Le quatrième et dernier principe est la coopération européenne. Nous ne pourrons prendre le virage requis que si nous agissons de concert. En effet, il serait contre-productif que, travaillant chacun de notre côté, nous prenions des mesures qui pourraient s'annuler mutuellement ou se concurrencer. De plus, seuls, nous ne ferons pas le poids face à la Chine ou aux États-Unis. C'est ce qu'a rappelé lundi le Président de la République, au côté de la chancelière allemande ; c'est ce dont je m'emploie à tirer les conséquences avec Thierry Breton et mes homologues européens, que j'ai consultés fréquemment, la semaine dernière encore dans le cadre du Conseil « compétitivité ».

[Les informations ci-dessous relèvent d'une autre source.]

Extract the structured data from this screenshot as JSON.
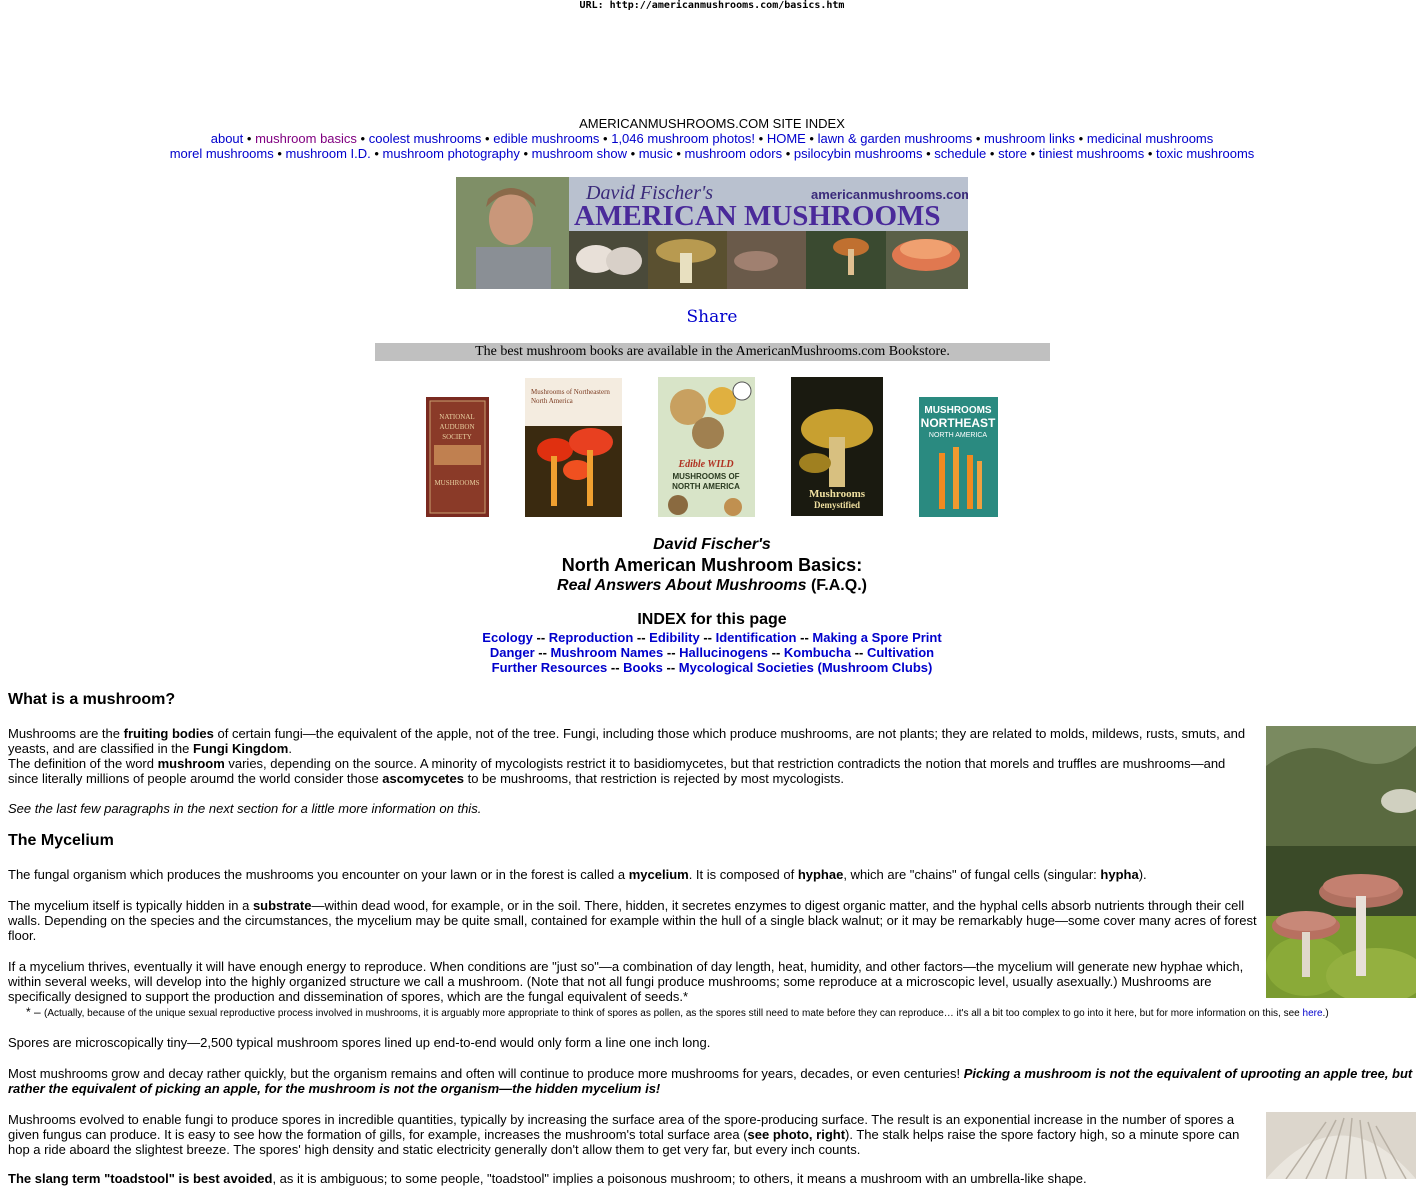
{
  "url_bar": "URL: http://americanmushrooms.com/basics.htm",
  "site_index": {
    "title": "AMERICANMUSHROOMS.COM SITE INDEX",
    "row1": [
      "about",
      "mushroom basics",
      "coolest mushrooms",
      "edible mushrooms",
      "1,046 mushroom photos!",
      "HOME",
      "lawn & garden mushrooms",
      "mushroom links",
      "medicinal mushrooms"
    ],
    "row2": [
      "morel mushrooms",
      "mushroom I.D.",
      "mushroom photography",
      "mushroom show",
      "music",
      "mushroom odors",
      "psilocybin mushrooms",
      "schedule",
      "store",
      "tiniest mushrooms",
      "toxic mushrooms"
    ],
    "separator": "•"
  },
  "banner": {
    "title_small": "David Fischer's",
    "title_big": "AMERICAN MUSHROOMS",
    "site": "americanmushrooms.com"
  },
  "share": "Share",
  "bookstore_bar": "The best mushroom books are available in the AmericanMushrooms.com Bookstore.",
  "books": [
    {
      "label": "NATIONAL AUDUBON SOCIETY",
      "sub": "MUSHROOMS"
    },
    {
      "label": "Mushrooms of Northeastern North America",
      "sub": ""
    },
    {
      "label": "Edible WILD MUSHROOMS OF NORTH AMERICA",
      "sub": ""
    },
    {
      "label": "Mushrooms Demystified",
      "sub": "by David Arora"
    },
    {
      "label": "MUSHROOMS NORTHEAST",
      "sub": "NORTH AMERICA"
    }
  ],
  "header": {
    "author": "David Fischer's",
    "title": "North American Mushroom Basics:",
    "subtitle_em": "Real Answers About Mushrooms",
    "subtitle_rest": " (F.A.Q.)"
  },
  "page_index": {
    "title": "INDEX for this page",
    "line1": [
      "Ecology",
      "Reproduction",
      "Edibility",
      "Identification",
      "Making a Spore Print"
    ],
    "line2": [
      "Danger",
      "Mushroom Names",
      "Hallucinogens",
      "Kombucha",
      "Cultivation"
    ],
    "line3": [
      "Further Resources",
      "Books",
      "Mycological Societies (Mushroom Clubs)"
    ],
    "sep": "--"
  },
  "sections": {
    "what_is": "What is a mushroom?",
    "mycelium": "The Mycelium"
  },
  "paragraphs": {
    "p1_a": "Mushrooms are the ",
    "p1_b": "fruiting bodies",
    "p1_c": " of certain fungi—the equivalent of the apple, not of the tree. Fungi, including those which produce mushrooms, are not plants; they are related to molds, mildews, rusts, smuts, and yeasts, and are classified in the ",
    "p1_d": "Fungi Kingdom",
    "p1_e": ".",
    "p2_a": "The definition of the word ",
    "p2_b": "mushroom",
    "p2_c": " varies, depending on the source. A minority of mycologists restrict it to basidiomycetes, but that restriction contradicts the notion that morels and truffles are mushrooms—and since literally millions of people aroumd the world consider those ",
    "p2_d": "ascomycetes",
    "p2_e": " to be mushrooms, that restriction is rejected by most mycologists.",
    "p3": "See the last few paragraphs in the next section for a little more information on this.",
    "p4_a": "The fungal organism which produces the mushrooms you encounter on your lawn or in the forest is called a ",
    "p4_b": "mycelium",
    "p4_c": ". It is composed of ",
    "p4_d": "hyphae",
    "p4_e": ", which are \"chains\" of fungal cells (singular: ",
    "p4_f": "hypha",
    "p4_g": ").",
    "p5_a": "The mycelium itself is typically hidden in a ",
    "p5_b": "substrate",
    "p5_c": "—within dead wood, for example, or in the soil. There, hidden, it secretes enzymes to digest organic matter, and the hyphal cells absorb nutrients through their cell walls. Depending on the species and the circumstances, the mycelium may be quite small, contained for example within the hull of a single black walnut; or it may be remarkably huge—some cover many acres of forest floor.",
    "p6": "If a mycelium thrives, eventually it will have enough energy to reproduce. When conditions are \"just so\"—a combination of day length, heat, humidity, and other factors—the mycelium will generate new hyphae which, within several weeks, will develop into the highly organized structure we call a mushroom. (Note that not all fungi produce mushrooms; some reproduce at a microscopic level, usually asexually.) Mushrooms are specifically designed to support the production and dissemination of spores, which are the fungal equivalent of seeds.*",
    "note_a": "* – ",
    "note_b": "(Actually, because of the unique sexual reproductive process involved in mushrooms, it is arguably more appropriate to think of spores as pollen, as the spores still need to mate before they can reproduce… it's all a bit too complex to go into it here, but for more information on this, see ",
    "note_link": "here",
    "note_c": ".)",
    "p7": "Spores are microscopically tiny—2,500 typical mushroom spores lined up end-to-end would only form a line one inch long.",
    "p8_a": "Most mushrooms grow and decay rather quickly, but the organism remains and often will continue to produce more mushrooms for years, decades, or even centuries! ",
    "p8_b": "Picking a mushroom is not the equivalent of uprooting an apple tree, but rather the equivalent of picking an apple, for the mushroom is not the organism—the hidden mycelium is!",
    "p9_a": "Mushrooms evolved to enable fungi to produce spores in incredible quantities, typically by increasing the surface area of the spore-producing surface. The result is an exponential increase in the number of spores a given fungus can produce. It is easy to see how the formation of gills, for example, increases the mushroom's total surface area (",
    "p9_b": "see photo, right",
    "p9_c": "). The stalk helps raise the spore factory high, so a minute spore can hop a ride aboard the slightest breeze. The spores' high density and static electricity generally don't allow them to get very far, but every inch counts.",
    "p10_a": "The slang term \"toadstool\" is best avoided",
    "p10_b": ", as it is ambiguous; to some people, \"toadstool\" implies a poisonous mushroom; to others, it means a mushroom with an umbrella-like shape."
  },
  "colors": {
    "link": "#0000cc",
    "visited": "#800080",
    "bookbar": "#c0c0c0"
  }
}
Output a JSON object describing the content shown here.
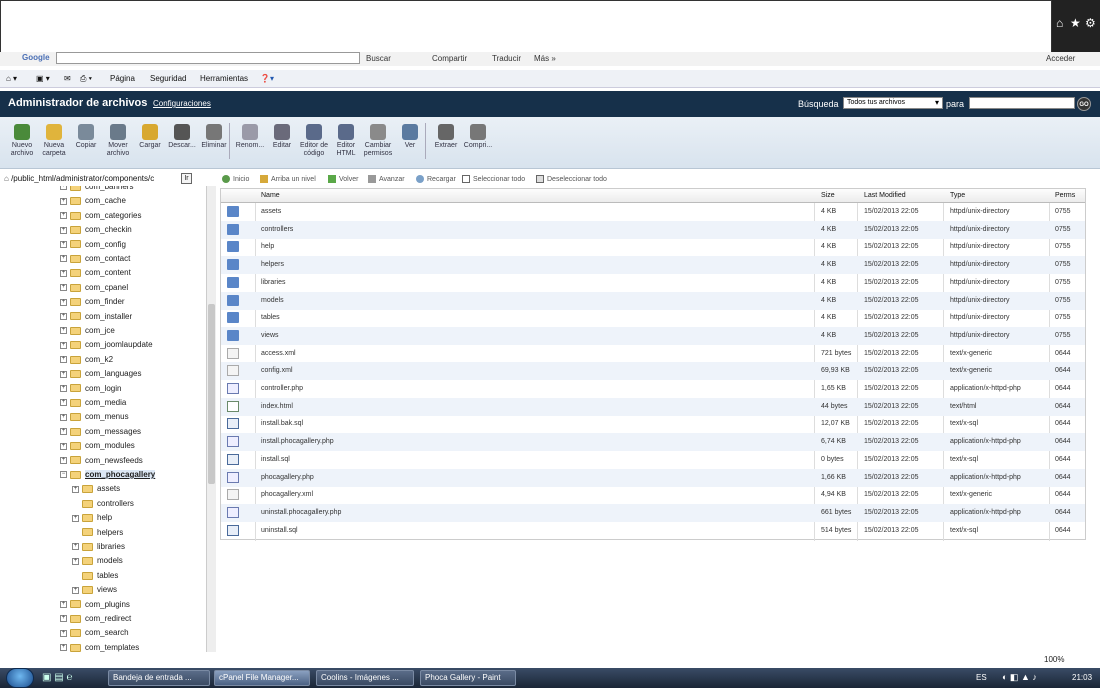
{
  "browser": {
    "google_label": "Google",
    "buscar": "Buscar",
    "compartir": "Compartir",
    "traducir": "Traducir",
    "mas": "Más »",
    "acceder": "Acceder",
    "pagina": "Página",
    "seguridad": "Seguridad",
    "herramientas": "Herramientas"
  },
  "header": {
    "title": "Administrador de archivos",
    "settings": "Configuraciones",
    "search_label": "Búsqueda",
    "search_scope": "Todos tus archivos",
    "para": "para",
    "go": "GO"
  },
  "toolbar": [
    {
      "label": "Nuevo archivo",
      "icon": "new-file-icon"
    },
    {
      "label": "Nueva carpeta",
      "icon": "new-folder-icon"
    },
    {
      "label": "Copiar",
      "icon": "copy-icon"
    },
    {
      "label": "Mover archivo",
      "icon": "move-icon"
    },
    {
      "label": "Cargar",
      "icon": "upload-icon"
    },
    {
      "label": "Descar...",
      "icon": "download-icon"
    },
    {
      "label": "Eliminar",
      "icon": "delete-icon"
    },
    {
      "label": "Renom...",
      "icon": "rename-icon"
    },
    {
      "label": "Editar",
      "icon": "edit-icon"
    },
    {
      "label": "Editor de código",
      "icon": "code-editor-icon"
    },
    {
      "label": "Editor HTML",
      "icon": "html-editor-icon"
    },
    {
      "label": "Cambiar permisos",
      "icon": "permissions-icon"
    },
    {
      "label": "Ver",
      "icon": "view-icon"
    },
    {
      "label": "Extraer",
      "icon": "extract-icon"
    },
    {
      "label": "Compri...",
      "icon": "compress-icon"
    }
  ],
  "path": "/public_html/administrator/components/c",
  "path_button": "Ir",
  "nav": {
    "inicio": "Inicio",
    "arriba": "Arriba un nivel",
    "volver": "Volver",
    "avanzar": "Avanzar",
    "recargar": "Recargar",
    "seleccionar": "Seleccionar todo",
    "deseleccionar": "Deseleccionar todo"
  },
  "tree": [
    {
      "label": "com_banners",
      "lvl": 0,
      "pm": "+"
    },
    {
      "label": "com_cache",
      "lvl": 0,
      "pm": "+"
    },
    {
      "label": "com_categories",
      "lvl": 0,
      "pm": "+"
    },
    {
      "label": "com_checkin",
      "lvl": 0,
      "pm": "+"
    },
    {
      "label": "com_config",
      "lvl": 0,
      "pm": "+"
    },
    {
      "label": "com_contact",
      "lvl": 0,
      "pm": "+"
    },
    {
      "label": "com_content",
      "lvl": 0,
      "pm": "+"
    },
    {
      "label": "com_cpanel",
      "lvl": 0,
      "pm": "+"
    },
    {
      "label": "com_finder",
      "lvl": 0,
      "pm": "+"
    },
    {
      "label": "com_installer",
      "lvl": 0,
      "pm": "+"
    },
    {
      "label": "com_jce",
      "lvl": 0,
      "pm": "+"
    },
    {
      "label": "com_joomlaupdate",
      "lvl": 0,
      "pm": "+"
    },
    {
      "label": "com_k2",
      "lvl": 0,
      "pm": "+"
    },
    {
      "label": "com_languages",
      "lvl": 0,
      "pm": "+"
    },
    {
      "label": "com_login",
      "lvl": 0,
      "pm": "+"
    },
    {
      "label": "com_media",
      "lvl": 0,
      "pm": "+"
    },
    {
      "label": "com_menus",
      "lvl": 0,
      "pm": "+"
    },
    {
      "label": "com_messages",
      "lvl": 0,
      "pm": "+"
    },
    {
      "label": "com_modules",
      "lvl": 0,
      "pm": "+"
    },
    {
      "label": "com_newsfeeds",
      "lvl": 0,
      "pm": "+"
    },
    {
      "label": "com_phocagallery",
      "lvl": 0,
      "pm": "−",
      "selected": true
    },
    {
      "label": "assets",
      "lvl": 1,
      "pm": "+"
    },
    {
      "label": "controllers",
      "lvl": 1,
      "pm": ""
    },
    {
      "label": "help",
      "lvl": 1,
      "pm": "+"
    },
    {
      "label": "helpers",
      "lvl": 1,
      "pm": ""
    },
    {
      "label": "libraries",
      "lvl": 1,
      "pm": "+"
    },
    {
      "label": "models",
      "lvl": 1,
      "pm": "+"
    },
    {
      "label": "tables",
      "lvl": 1,
      "pm": ""
    },
    {
      "label": "views",
      "lvl": 1,
      "pm": "+"
    },
    {
      "label": "com_plugins",
      "lvl": 0,
      "pm": "+"
    },
    {
      "label": "com_redirect",
      "lvl": 0,
      "pm": "+"
    },
    {
      "label": "com_search",
      "lvl": 0,
      "pm": "+"
    },
    {
      "label": "com_templates",
      "lvl": 0,
      "pm": "+"
    }
  ],
  "columns": {
    "name": "Name",
    "size": "Size",
    "modified": "Last Modified",
    "type": "Type",
    "perms": "Perms"
  },
  "files": [
    {
      "name": "assets",
      "size": "4 KB",
      "modified": "15/02/2013 22:05",
      "type": "httpd/unix-directory",
      "perms": "0755",
      "icon": "folder"
    },
    {
      "name": "controllers",
      "size": "4 KB",
      "modified": "15/02/2013 22:05",
      "type": "httpd/unix-directory",
      "perms": "0755",
      "icon": "folder"
    },
    {
      "name": "help",
      "size": "4 KB",
      "modified": "15/02/2013 22:05",
      "type": "httpd/unix-directory",
      "perms": "0755",
      "icon": "folder"
    },
    {
      "name": "helpers",
      "size": "4 KB",
      "modified": "15/02/2013 22:05",
      "type": "httpd/unix-directory",
      "perms": "0755",
      "icon": "folder"
    },
    {
      "name": "libraries",
      "size": "4 KB",
      "modified": "15/02/2013 22:05",
      "type": "httpd/unix-directory",
      "perms": "0755",
      "icon": "folder"
    },
    {
      "name": "models",
      "size": "4 KB",
      "modified": "15/02/2013 22:05",
      "type": "httpd/unix-directory",
      "perms": "0755",
      "icon": "folder"
    },
    {
      "name": "tables",
      "size": "4 KB",
      "modified": "15/02/2013 22:05",
      "type": "httpd/unix-directory",
      "perms": "0755",
      "icon": "folder"
    },
    {
      "name": "views",
      "size": "4 KB",
      "modified": "15/02/2013 22:05",
      "type": "httpd/unix-directory",
      "perms": "0755",
      "icon": "folder"
    },
    {
      "name": "access.xml",
      "size": "721 bytes",
      "modified": "15/02/2013 22:05",
      "type": "text/x-generic",
      "perms": "0644",
      "icon": "generic"
    },
    {
      "name": "config.xml",
      "size": "69,93 KB",
      "modified": "15/02/2013 22:05",
      "type": "text/x-generic",
      "perms": "0644",
      "icon": "generic"
    },
    {
      "name": "controller.php",
      "size": "1,65 KB",
      "modified": "15/02/2013 22:05",
      "type": "application/x-httpd-php",
      "perms": "0644",
      "icon": "php"
    },
    {
      "name": "index.html",
      "size": "44 bytes",
      "modified": "15/02/2013 22:05",
      "type": "text/html",
      "perms": "0644",
      "icon": "html"
    },
    {
      "name": "install.bak.sql",
      "size": "12,07 KB",
      "modified": "15/02/2013 22:05",
      "type": "text/x-sql",
      "perms": "0644",
      "icon": "sql"
    },
    {
      "name": "install.phocagallery.php",
      "size": "6,74 KB",
      "modified": "15/02/2013 22:05",
      "type": "application/x-httpd-php",
      "perms": "0644",
      "icon": "php"
    },
    {
      "name": "install.sql",
      "size": "0 bytes",
      "modified": "15/02/2013 22:05",
      "type": "text/x-sql",
      "perms": "0644",
      "icon": "sql"
    },
    {
      "name": "phocagallery.php",
      "size": "1,66 KB",
      "modified": "15/02/2013 22:05",
      "type": "application/x-httpd-php",
      "perms": "0644",
      "icon": "php"
    },
    {
      "name": "phocagallery.xml",
      "size": "4,94 KB",
      "modified": "15/02/2013 22:05",
      "type": "text/x-generic",
      "perms": "0644",
      "icon": "generic"
    },
    {
      "name": "uninstall.phocagallery.php",
      "size": "661 bytes",
      "modified": "15/02/2013 22:05",
      "type": "application/x-httpd-php",
      "perms": "0644",
      "icon": "php"
    },
    {
      "name": "uninstall.sql",
      "size": "514 bytes",
      "modified": "15/02/2013 22:05",
      "type": "text/x-sql",
      "perms": "0644",
      "icon": "sql"
    }
  ],
  "zoom": "100%",
  "taskbar": [
    {
      "label": "Bandeja de entrada ..."
    },
    {
      "label": "cPanel File Manager...",
      "active": true
    },
    {
      "label": "Coolins - Imágenes ..."
    },
    {
      "label": "Phoca Gallery - Paint"
    }
  ],
  "tray": {
    "lang": "ES",
    "time": "21:03"
  }
}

La France et l'Europe ont toujours été riches de gens qui innovent et entreprennent. La mobilisation des dernières semaines a montré que c'était toujours le cas. L'usine du futur et les révolutions écologiques à venir ne sont pas une question d'opportunité pour notre pays, mais de nécessité. Nous vivons un moment historique, et nous devons être à ce rendez-vous.